Deciduous or evergreen trees, shrubs, lianas, and rhizomatous perennials make up this genus of about 40 species, distributed through S and E Asia, and N America. Aralia is a Latinized version of aralie, an old French-Canadian name for these plants. Several shrubby species are grown for their large, exotic-looking, compound leaves. Aralia racemosa is a handsome plant, suited to woodland conditions, as is the less ornamental A. nudicaulis. These N American aralias were adopted as medicinal herbs by settlers, who learned their uses from native tribes. The Ojibwa made poultices of A. racemosa and Asarum canadense (see wild ginger) for fractured limbs. The former was also used as a tea to ease childbirth and for menstrual irregularities. Various tribes took A. nudicaulis for coughs. Aralia spinosa (Hercules club) and A. hispida were also used as tonics and to increase perspiration. Aralia cordata (Japanese asparagus, or udo) has lemon-flavored new shoots that are blanched and eaten in salads and soups. In traditional Chinese medicine, A. chinensis (Chinese Angelica tree) is used as a warming, painkilling herb for rheumatoid arthritis.
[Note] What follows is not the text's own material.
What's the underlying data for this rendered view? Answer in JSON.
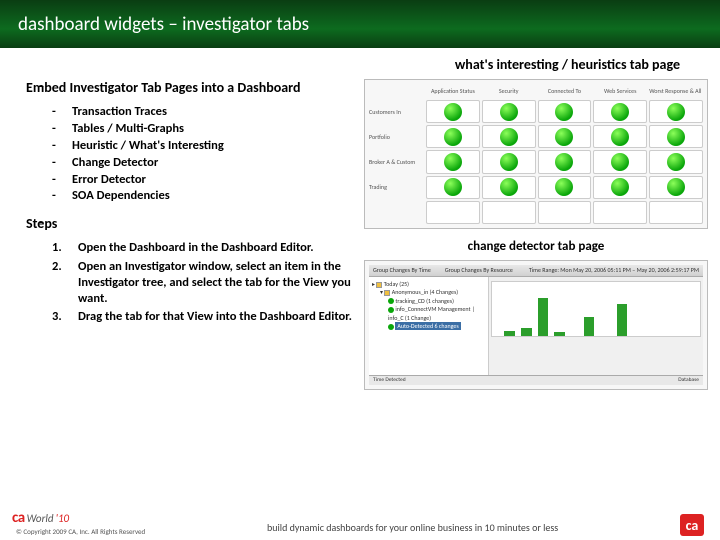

Rhizamatous perennial with aromatic rootstock and compound leaves, to 75cm (30in) long. Tiny, green-white flowers are borne in umbels in summer followed by purple to brown fruits.

Common Name:
American Spikenard
Other Names:
Life of man
Botanical Name:
Aralia racemosa
Native Location:
N America.
Rich, moist soil in partial shade.
By seed sown in spring; by division in spring.
Rootstock is lifted in autumn and dried for use in liquid extracts, decoctions, infusions, powders, and poultices.
1-2.2m (3-7ft)
60cm-2m (2-6ft)
Parts Used:
Rhizomes, Roots
A sweet, pungent, tonic herb that acts as an alterative. It also lowers fever and has diuretic and expectorant effects.
Medicinal Uses:
Internally for bronchial complaints, rheumatic disorders, gout, skin disease, and blood poisoning. Externally for sores and inflammations. Regarded as a rejuvenative in Ayurvedic medicine.
Culinary Uses:
Roots have a licorice flavor, used in root beer Berries are made into jelly.